22/01/2023

Kalajengking


 

Jagoan Andalan

"Abi, boleh aku bantuin?" tanya zahdan, tiba-tiba.
 
Aku menoleh, lalu langsung mengangguk mengiyakan.
 
"Tentu saja boleh, sangat boleh bahkan" jawabku, senang.
 
Karena dengan tenaga yang hanya tinggal sisa, dan dengan telah terkurasnya pikiran dalam kepala, tentu bantuan siapapun akan aku terima. 
 
Dan zahdan, untuk yang kesekian puluh kalinya, menjadi orang yang melulu datang menawarkan bantuan. Membantu apapun yang dia bisa. 
 
Dari sekedar membersihkan rak sampai membereskan buku bacaan.
 
Dari memberi makan ikan, sampai membuatkan adiknya semangkuk mie instan.
 
Pun sekarang, dari hanya membukakan bungkus plastik, hingga menyusun rapi berlembar-lembar kertas untuk buku mutaba'ah. 
 
Zahdan hampir selalu berperan di setiap pekerjaan.
 
Terima kasih, nak! Kau memang sungguh jagoan andalan.
 

 

Karantina Tahfidz

Masih berjuang.

Menaklukan kecemasan,

melalaikan keengganan, 

menanamkan ayat-ayat Al Quran, 

lekat ke pikiran yang dalam.

 

Terus tuturkan, Nak. terus hujamkan, 

langitkan lagi ke angkasa yang paling tinggi.

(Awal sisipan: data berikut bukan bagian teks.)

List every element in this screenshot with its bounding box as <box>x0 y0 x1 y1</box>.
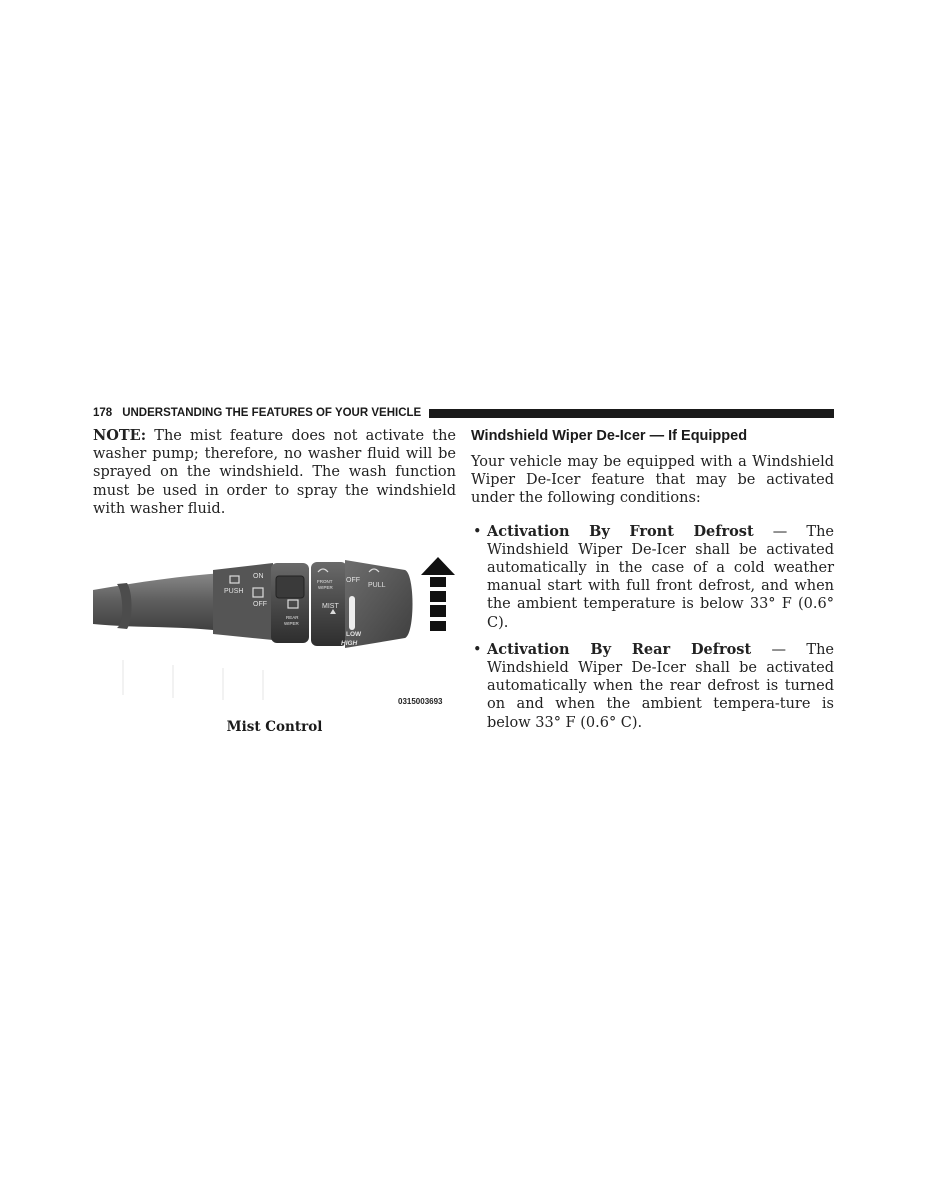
bullet-icon: • <box>473 641 482 658</box>
right-column <box>471 427 834 741</box>
label-rear-wiper-2: WIPER <box>284 621 299 626</box>
label-front-wiper-1: FRONT <box>317 579 333 584</box>
note-label: NOTE: <box>93 427 147 444</box>
activation-list <box>471 523 834 732</box>
label-on: ON <box>253 573 264 580</box>
label-pull: PULL <box>368 582 386 589</box>
figure-code: 0315003693 <box>398 697 443 706</box>
bullet-icon: • <box>473 523 482 540</box>
bullet-text: — The Windshield Wiper De-Icer shall be activated automatically in the case of a cold weather manual start with full front defrost, and when the ambient temperature is below 33° F (0.6° C). <box>487 523 834 631</box>
label-off-right: OFF <box>346 577 360 584</box>
label-front-wiper-2: WIPER <box>318 585 333 590</box>
label-mist: MIST <box>322 603 339 610</box>
bullet-label: Activation By Rear Defrost <box>487 640 752 658</box>
header-rule <box>429 409 834 418</box>
pull-arrow-icon <box>421 557 455 631</box>
wiper-stalk-illustration <box>93 530 456 712</box>
bullet-label: Activation By Front Defrost <box>487 522 754 540</box>
mist-control-figure <box>93 530 456 712</box>
label-push: PUSH <box>224 588 244 595</box>
header-title: UNDERSTANDING THE FEATURES OF YOUR VEHICLE <box>122 407 422 419</box>
list-item <box>471 523 834 632</box>
note-text: The mist feature does not activate the washer pump; therefore, no washer fluid will be sprayed on the windshield. The wash function must be used in order to spray the windshield with washer fluid. <box>93 428 456 517</box>
bullet-text: — The Windshield Wiper De-Icer shall be activated automatically when the rear defrost is turned on and when the ambient tempera-ture is below 33° F (0.6° C). <box>487 641 835 731</box>
label-off-left: OFF <box>253 601 267 608</box>
label-rear-wiper-1: REAR <box>286 615 299 620</box>
figure-caption: Mist Control <box>226 719 323 735</box>
note-paragraph <box>93 427 456 518</box>
page-header <box>93 406 834 420</box>
label-high: HIGH <box>341 640 358 647</box>
label-low: LOW <box>346 631 362 638</box>
page-number: 178 <box>93 407 113 419</box>
list-item <box>471 641 834 732</box>
intro-paragraph: Your vehicle may be equipped with a Windshield Wiper De-Icer feature that may be activated under the following conditions: <box>471 454 834 507</box>
section-heading: Windshield Wiper De-Icer — If Equipped <box>471 428 748 444</box>
left-column <box>93 427 456 518</box>
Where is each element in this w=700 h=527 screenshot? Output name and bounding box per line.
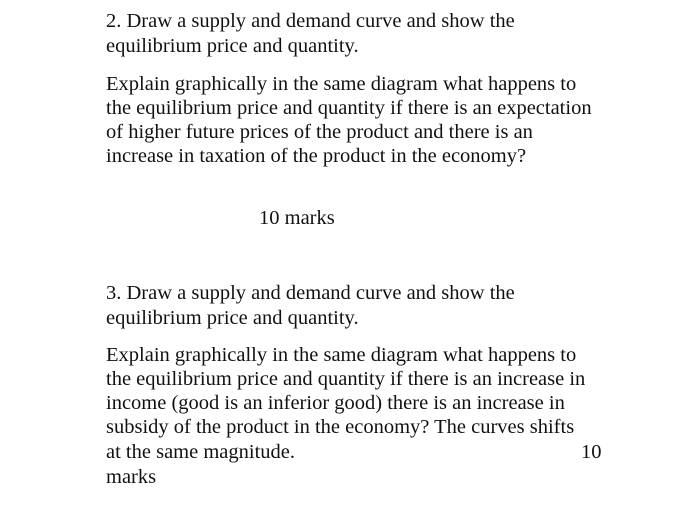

Biar para malaikat mengamini, 

hingga erat terpatri di kotak memori, dan terikat kuat di dasar hati.

 

Terus pendarkan, nak. Terus pijarkan, 

berulang kali hingga menjadi sinar yang benderang.

Biar mereka menjadi sebaik-baik pengingat, 

senantiasa menguatkan pijak,  

dan Insya Allah tinggi mengangkat derajat.



Mumtaza

Mumtaza. 
Ya, nama seorang putri dari dunia fiksi. Sebetulnya bukan sepenuhnya fiksi, karena Putri yang ini kuadaptasi dari Maziya, si anak pertama.

Perasa kah? Memang.
 
Jauh sebelum anak itu dites sidik jari, karakter perasa memang sudah terlihat sedari kecilnya. Tak ingin menyakiti, berimajinasi tinggi, sampai yang paling mengerti, ketika abinya ini belum mendapat gaji. He..
 
Setelah dites, benar saja.. Ziya termasuk tipe feeling, seorang yang memiliki kemampuan berbicara dengan 'rasa'.
 
Ah, lihat saja quotes-quotesnya, tulisan-tulisannya, puisi-puisinya, bahkan novel karyanya. Rata-rata berkisah tentang perasaan, yang lumrah dimiliki semua orang. Maka tak heran, jika ziya kerap menjadi tempat curhat beberapa kawan.
 
Tokoh putri mumtaza, dulu diimajinasikan berusia belasan. Sama dengan usia ziya di masa sekarang. 
 
Bedanya, tentu saja kekuatan pengendali angin. Ziya tak bisa menciptakan sepoi seperti putri mumtaza. 
Atau bahkan membuat topan sebagai wujud marahnya. Entahlah, apa anak itu masih suka berlama-lama di atas pohon? Akrab bersenda renyah bersama angin, atau bahkan lirih bersenandika bersama jiwa. 
 
Putri Mumtaza, maupun Maziya si anak pertama. Aku yakin keduanya memiliki sisi baik yang sama.